After turning in a quiz in a communications course Wednesday, I asked to speak with my teacher in the hall about the answer to a particular question.

He browsed through my quiz, and was happy to see that the current events section was accurate.

He said quite a few students struggle to recall events such as the Brussel terror attacks or the WSU students involved in an altercation with an alleged Trump supporter at Kwik Shop.

In the case of the terror attacks, it seems like someone would need to go out of their way to avoid hearing about it. Social media, TV, word of mouth — how can such a major event be completely unnoticed?

In the case of the WSU students at Kwik Shop, it’s one thing to brush off news like that when it’s happening elsewhere in the U.S., but here at home and so closely linked to WSU?

It would seem logical that given our ever-increasing interconnectivity through smart phones and computers, that we would be more informed than ever. This does not seem to be the case.

Selfies, tweets, long-winded Facebook posts — rather than bringing people together, technology seems to have made us increasingly narcissistic.

A study by the American Press Institute showed only 39 percent of millennials actively consume news. Their No. 1 gateway? Facebook.

What’s scary about that is how wildly inaccurate some of the “news” links on Facebook can be. A large amount of the headlines on Facebook link to attention-grabbing fake news from illegitimate news sources.

It’s disheartening that young people don’t take advantage of such immediate access to news. Apple now has an integrated news app that compiles stories from a large number of outlets. Access is literally at iPhone users’ fingertips without having to download extra apps or browse the Internet.

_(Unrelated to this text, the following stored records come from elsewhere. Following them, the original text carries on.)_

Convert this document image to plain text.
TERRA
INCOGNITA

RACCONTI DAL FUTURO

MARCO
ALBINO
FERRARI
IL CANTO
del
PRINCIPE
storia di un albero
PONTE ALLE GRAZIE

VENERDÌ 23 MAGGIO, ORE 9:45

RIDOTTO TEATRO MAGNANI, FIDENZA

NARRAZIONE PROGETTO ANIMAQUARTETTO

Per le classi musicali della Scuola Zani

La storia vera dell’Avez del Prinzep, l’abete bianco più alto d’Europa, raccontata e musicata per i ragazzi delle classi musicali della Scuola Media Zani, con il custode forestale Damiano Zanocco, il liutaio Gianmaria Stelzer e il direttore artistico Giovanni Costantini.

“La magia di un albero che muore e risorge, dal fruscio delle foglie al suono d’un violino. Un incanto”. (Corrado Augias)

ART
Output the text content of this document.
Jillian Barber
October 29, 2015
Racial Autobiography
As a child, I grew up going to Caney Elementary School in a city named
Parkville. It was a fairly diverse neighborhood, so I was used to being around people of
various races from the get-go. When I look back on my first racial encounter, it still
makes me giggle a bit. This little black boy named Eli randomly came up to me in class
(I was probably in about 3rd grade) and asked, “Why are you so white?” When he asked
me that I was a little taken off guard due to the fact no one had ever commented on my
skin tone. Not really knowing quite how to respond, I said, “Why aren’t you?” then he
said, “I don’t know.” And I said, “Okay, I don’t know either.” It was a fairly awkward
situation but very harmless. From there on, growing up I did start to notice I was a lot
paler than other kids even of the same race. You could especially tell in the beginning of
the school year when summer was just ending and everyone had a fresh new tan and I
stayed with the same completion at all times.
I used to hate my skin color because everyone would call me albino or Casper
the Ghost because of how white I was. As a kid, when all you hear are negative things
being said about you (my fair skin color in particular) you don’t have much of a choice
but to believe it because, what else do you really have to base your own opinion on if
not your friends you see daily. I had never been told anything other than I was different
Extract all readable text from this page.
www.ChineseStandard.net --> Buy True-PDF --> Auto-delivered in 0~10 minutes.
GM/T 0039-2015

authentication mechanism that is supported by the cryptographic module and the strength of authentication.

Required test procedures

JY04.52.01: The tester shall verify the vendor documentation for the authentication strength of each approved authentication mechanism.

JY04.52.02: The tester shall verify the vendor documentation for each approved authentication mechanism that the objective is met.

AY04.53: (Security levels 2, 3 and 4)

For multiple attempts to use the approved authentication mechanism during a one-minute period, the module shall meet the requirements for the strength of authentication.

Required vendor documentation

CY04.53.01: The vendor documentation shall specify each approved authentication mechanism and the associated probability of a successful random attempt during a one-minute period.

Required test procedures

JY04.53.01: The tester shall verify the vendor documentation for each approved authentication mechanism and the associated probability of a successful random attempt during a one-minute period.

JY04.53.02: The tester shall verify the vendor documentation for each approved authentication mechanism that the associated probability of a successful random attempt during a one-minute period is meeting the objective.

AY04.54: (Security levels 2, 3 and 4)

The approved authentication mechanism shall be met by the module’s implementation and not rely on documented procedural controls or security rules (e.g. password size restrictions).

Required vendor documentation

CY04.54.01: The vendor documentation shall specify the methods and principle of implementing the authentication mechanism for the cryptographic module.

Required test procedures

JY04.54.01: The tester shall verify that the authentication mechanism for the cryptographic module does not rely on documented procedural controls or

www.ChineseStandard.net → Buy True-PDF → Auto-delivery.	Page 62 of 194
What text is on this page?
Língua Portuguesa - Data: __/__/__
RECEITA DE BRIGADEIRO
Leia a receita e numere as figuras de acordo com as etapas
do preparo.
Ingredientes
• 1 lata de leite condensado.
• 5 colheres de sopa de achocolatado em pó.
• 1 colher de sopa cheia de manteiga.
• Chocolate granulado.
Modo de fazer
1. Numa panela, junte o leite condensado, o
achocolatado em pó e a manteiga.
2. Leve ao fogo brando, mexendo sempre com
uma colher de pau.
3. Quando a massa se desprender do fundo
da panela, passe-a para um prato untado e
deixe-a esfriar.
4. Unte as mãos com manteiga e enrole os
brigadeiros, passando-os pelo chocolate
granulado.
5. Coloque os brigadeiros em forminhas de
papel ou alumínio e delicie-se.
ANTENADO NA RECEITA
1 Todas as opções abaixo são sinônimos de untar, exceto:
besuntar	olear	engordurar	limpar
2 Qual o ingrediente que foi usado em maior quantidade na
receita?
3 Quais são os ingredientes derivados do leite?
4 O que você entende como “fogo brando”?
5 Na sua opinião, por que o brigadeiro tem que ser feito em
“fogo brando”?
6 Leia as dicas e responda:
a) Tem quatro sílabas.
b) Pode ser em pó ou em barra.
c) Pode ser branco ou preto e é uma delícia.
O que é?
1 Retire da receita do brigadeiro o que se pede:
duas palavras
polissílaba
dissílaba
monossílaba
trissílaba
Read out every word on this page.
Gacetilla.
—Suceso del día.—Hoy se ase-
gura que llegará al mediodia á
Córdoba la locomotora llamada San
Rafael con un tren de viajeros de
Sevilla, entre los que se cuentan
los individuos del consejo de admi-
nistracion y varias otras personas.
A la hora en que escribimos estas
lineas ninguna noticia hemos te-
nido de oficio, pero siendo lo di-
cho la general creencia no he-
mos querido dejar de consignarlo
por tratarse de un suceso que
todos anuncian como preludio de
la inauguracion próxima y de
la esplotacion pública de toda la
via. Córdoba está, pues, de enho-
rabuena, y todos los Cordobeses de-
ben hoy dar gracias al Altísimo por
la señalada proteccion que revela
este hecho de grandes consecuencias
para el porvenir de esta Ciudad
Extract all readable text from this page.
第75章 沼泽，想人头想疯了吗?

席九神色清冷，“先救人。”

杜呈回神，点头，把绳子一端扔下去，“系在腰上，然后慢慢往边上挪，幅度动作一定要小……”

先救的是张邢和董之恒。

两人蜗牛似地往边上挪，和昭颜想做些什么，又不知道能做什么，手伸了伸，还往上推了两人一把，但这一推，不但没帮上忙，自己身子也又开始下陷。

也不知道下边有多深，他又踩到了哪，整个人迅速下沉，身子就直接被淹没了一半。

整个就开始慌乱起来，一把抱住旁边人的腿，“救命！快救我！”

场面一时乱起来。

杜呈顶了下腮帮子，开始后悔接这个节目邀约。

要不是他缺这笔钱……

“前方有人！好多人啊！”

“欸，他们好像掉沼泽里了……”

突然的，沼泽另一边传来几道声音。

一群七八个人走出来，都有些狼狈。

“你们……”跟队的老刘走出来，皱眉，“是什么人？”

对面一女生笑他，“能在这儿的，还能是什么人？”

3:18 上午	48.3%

With technological advances, the decline of print journalism has been inevitable. More and more, we are turning to our phones and computers for news. Mobile analytics firm Flurry reported a 141 percent growth in news and magazine apps in 2015. The ease of use and access is advantageous, but young Americans are not just rejecting newspapers, they are rejecting news.

It takes just a few minutes a day to get informed on the happenings in the world. The news is a tool through which we can learn, teach and grow together.